El mundo de la tarántula

Autor: Pablo Carbonell. Editorial: Blackie Books. Páginas: 380

That’s entertainment

Cuando me enteré de que Pablo Carbonell había sacado unas memorias autobiográficas, me froté las manos pensando en lo bien  que lo iba a pasar. Porque estamos ante un maestro del entretenimiento que cada vez que se sube a un escenario consigue  enchufar su carisma y meterse al público en el bolsillo.

Así pues, El mundo de la tarántula tiene el gran mérito de trasladar ese carisma a sus páginas de tal manera que el lector queda encandilado desde el primer minuto.

Y es que la vida de Pablo podría dar para más de un libro. En efecto, la catarata de episodios y correrías que nos relata hacen que estas memorias puedan leerse también como un libro de aventuras con un toque surrealista.

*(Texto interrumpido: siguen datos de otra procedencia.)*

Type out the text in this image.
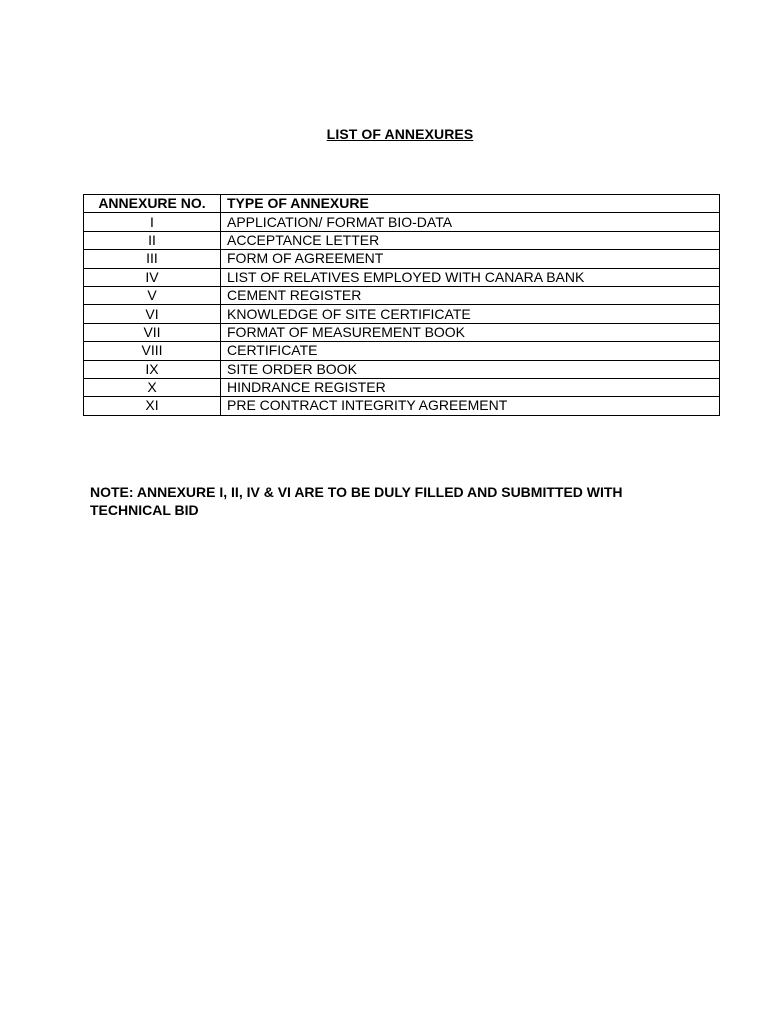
LIST OF ANNEXURES
ANNEXURE NO.	TYPE OF ANNEXURE
I	APPLICATION/ FORMAT BIO-DATA
II	ACCEPTANCE LETTER
III	FORM OF AGREEMENT
IV	LIST OF RELATIVES EMPLOYED WITH CANARA BANK
V	CEMENT REGISTER
VI	KNOWLEDGE OF SITE CERTIFICATE
VII	FORMAT OF MEASUREMENT BOOK
VIII	CERTIFICATE
IX	SITE ORDER BOOK
X	HINDRANCE REGISTER
XI	PRE CONTRACT INTEGRITY AGREEMENT
NOTE: ANNEXURE I, II, IV & VI ARE TO BE DULY FILLED AND SUBMITTED WITH
TECHNICAL BID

Carbonell tiene muy claro que sus memorias deben ser entretenidas.  Para ello se vale de una narración fresca y amena y de su sentido del humor irreverente marca de la casa, con un punto tierno y pícaro a la vez.

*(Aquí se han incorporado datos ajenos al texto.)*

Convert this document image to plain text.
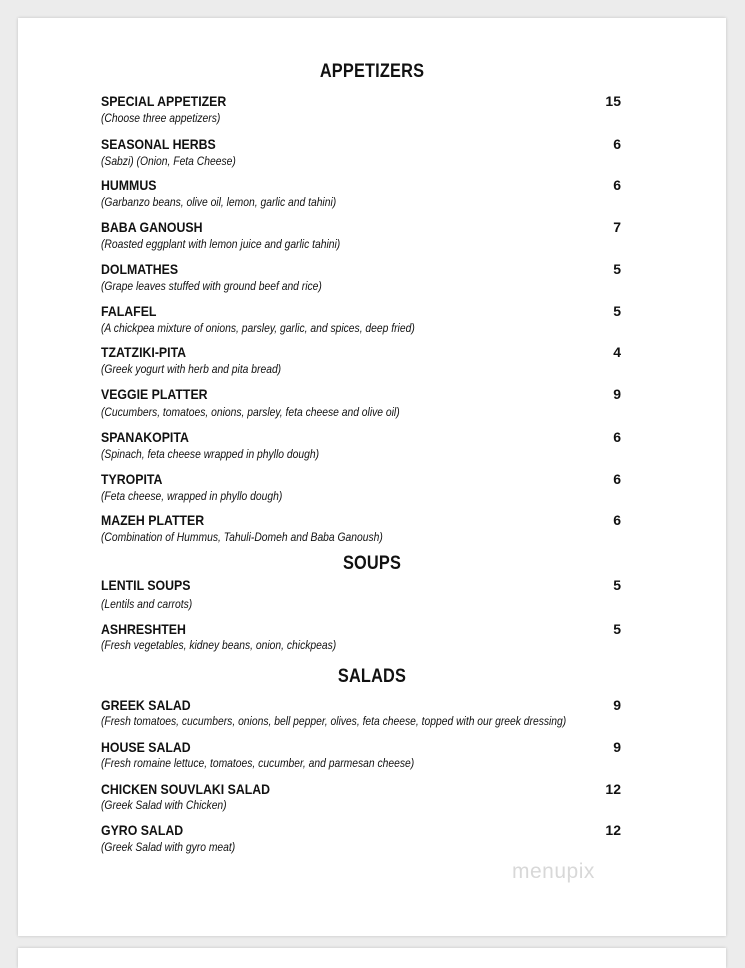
APPETIZERS
SPECIAL APPETIZER
(Choose three appetizers)
15
SEASONAL HERBS
(Sabzi) (Onion, Feta Cheese)
6
HUMMUS
(Garbanzo beans, olive oil, lemon, garlic and tahini)
6
BABA GANOUSH
(Roasted eggplant with lemon juice and garlic tahini)
7
DOLMATHES
(Grape leaves stuffed with ground beef and rice)
5
FALAFEL
(A chickpea mixture of onions, parsley, garlic, and spices, deep fried)
5
TZATZIKI-PITA
(Greek yogurt with herb and pita bread)
4
VEGGIE PLATTER
(Cucumbers, tomatoes, onions, parsley, feta cheese and olive oil)
9
SPANAKOPITA
(Spinach, feta cheese wrapped in phyllo dough)
6
TYROPITA
(Feta cheese, wrapped in phyllo dough)
6
MAZEH PLATTER
(Combination of Hummus, Tahuli-Domeh and Baba Ganoush)
6
SOUPS
LENTIL SOUPS
(Lentils and carrots)
5
ASHRESHTEH
(Fresh vegetables, kidney beans, onion, chickpeas)
5
SALADS
GREEK SALAD
(Fresh tomatoes, cucumbers, onions, bell pepper, olives, feta cheese, topped with our greek dressing)
9
HOUSE SALAD
(Fresh romaine lettuce, tomatoes, cucumber, and parmesan cheese)
9
CHICKEN SOUVLAKI SALAD
(Greek Salad with Chicken)
12
GYRO SALAD
(Greek Salad with gyro meat)
12
menupix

Se nos presenta como un espíritu libre  que no se plega a las exigencias de la autoridad o el poder. Por eso abandonó el hogar paterno en su adolescencia para realizar teatro callejero de pueblo en pueblo, pasando la gorra después de la función y durmiendo bajo las estrellas muchas noches.

Encajó  perfectamente en la ruptura con lo establecido y  el estallido de creatividad que supuso la movida madrileña de finales de los 70 y principios de los 80.

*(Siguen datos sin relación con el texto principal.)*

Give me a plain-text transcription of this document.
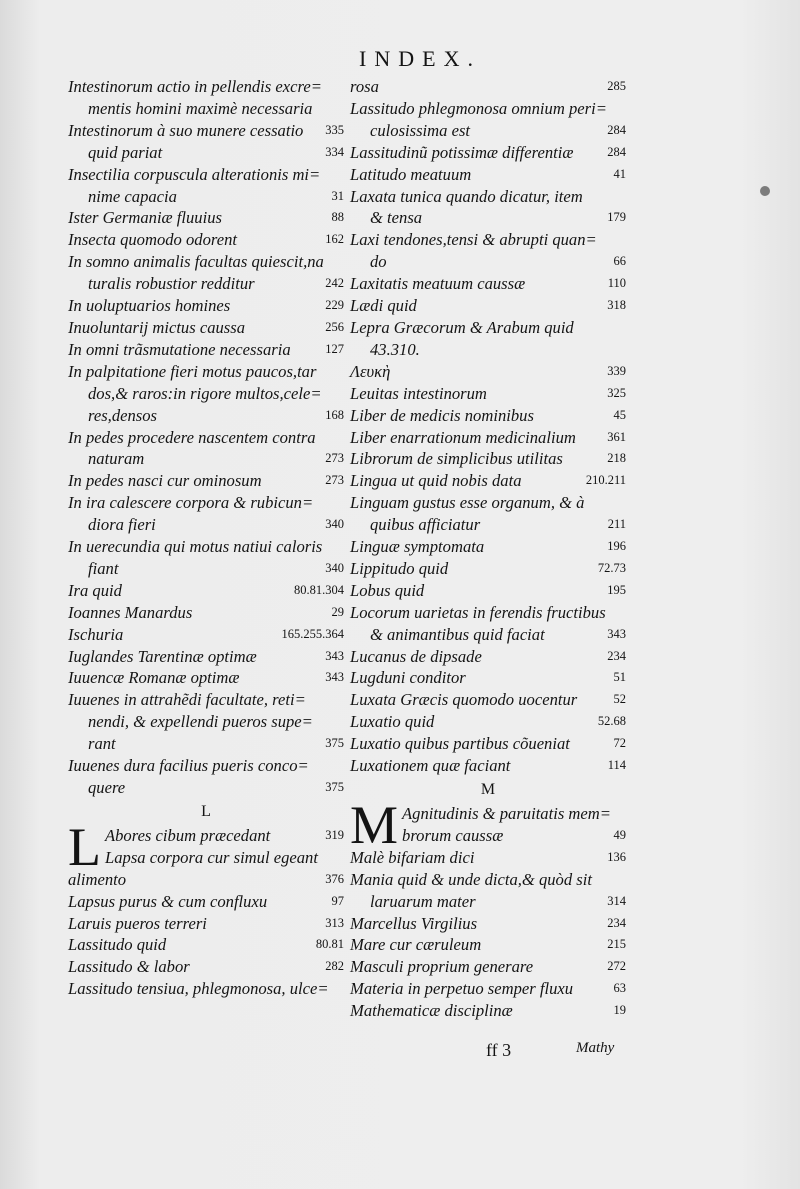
INDEX.
Intestinorum actio in pellendis excre=
mentis homini maximè necessaria
335
Intestinorum à suo munere cessatio
334
quid pariat
Insectilia corpuscula alterationis mi=
31
nime capacia
88
Ister Germaniæ fluuius
162
Insecta quomodo odorent
In somno animalis facultas quiescit,na
242
turalis robustior redditur
229
In uoluptuarios homines
256
Inuoluntarij mictus caussa
127
In omni trãsmutatione necessaria
In palpitatione fieri motus paucos,tar
dos,& raros:in rigore multos,cele=
168
res,densos
In pedes procedere nascentem contra
273
naturam
273
In pedes nasci cur ominosum
In ira calescere corpora & rubicun=
340
diora fieri
In uerecundia qui motus natiui caloris
340
fiant
80.81.304
Ira quid
29
Ioannes Manardus
165.255.364
Ischuria
343
Iuglandes Tarentinæ optimæ
343
Iuuencæ Romanæ optimæ
Iuuenes in attrahẽdi facultate, reti=
nendi, & expellendi pueros supe=
375
rant
Iuuenes dura facilius pueris conco=
375
quere
L
L	319
Abores cibum præcedant
Lapsa corpora cur simul egeant
376
alimento
97
Lapsus purus & cum confluxu
313
Laruis pueros terreri
80.81
Lassitudo quid
282
Lassitudo & labor
Lassitudo tensiua, phlegmonosa, ulce=
285
rosa
Lassitudo phlegmonosa omnium peri=
284
culosissima est
284
Lassitudinũ potissimæ differentiæ
41
Latitudo meatuum
Laxata tunica quando dicatur, item
179
& tensa
Laxi tendones,tensi & abrupti quan=
66
do
110
Laxitatis meatuum caussæ
318
Lædi quid
Lepra Græcorum & Arabum quid
43.310.
339
Λευκὴ
325
Leuitas intestinorum
45
Liber de medicis nominibus
361
Liber enarrationum medicinalium
218
Librorum de simplicibus utilitas
210.211
Lingua ut quid nobis data
Linguam gustus esse organum, & à
211
quibus afficiatur
196
Linguæ symptomata
72.73
Lippitudo quid
195
Lobus quid
Locorum uarietas in ferendis fructibus
343
& animantibus quid faciat
234
Lucanus de dipsade
51
Lugduni conditor
52
Luxata Græcis quomodo uocentur
52.68
Luxatio quid
72
Luxatio quibus partibus cõueniat
114
Luxationem quæ faciant
M
M Agnitudinis & paruitatis mem=
49
brorum caussæ
136
Malè bifariam dici
Mania quid & unde dicta,& quòd sit
314
laruarum mater
234
Marcellus Virgilius
215
Mare cur cæruleum
272
Masculi proprium generare
63
Materia in perpetuo semper fluxu
19
Mathematicæ disciplinæ
ff 3	Mathy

Y ha logrado hacer casi de todo en el mundo del espectáculo: actor, director, presentador, reportero e incluso cantante de un grupo pop de éxito. Siempre buscando aprender y dar rienda suelta a las toneladas de talento que posee.

También nos cuenta que no le ha importado sacarle los colores a algún que otro magnate de la industria musical española, aún cuando esto pueda implicar borrar del éxito masivo a su grupo de música.

Cómo tampoco le importó en absoluto buscarle las cosquillas a los poderosos o famosos cuando hizo de reportero en el programa de televisión Caiga quien Caiga. Se notaba que disfrutaba y hacía disfrutar al público, y sin faltar al respeto.

En definitiva, cuando vamos pasando las páginas de El mundo de la tarántula,  parece que tengamos delante nuestro a Pablo Carbonell narrando todas sus andanzas y  peripecias con su mirada guasona y su sonrisa inconfundible. Toda una gozada.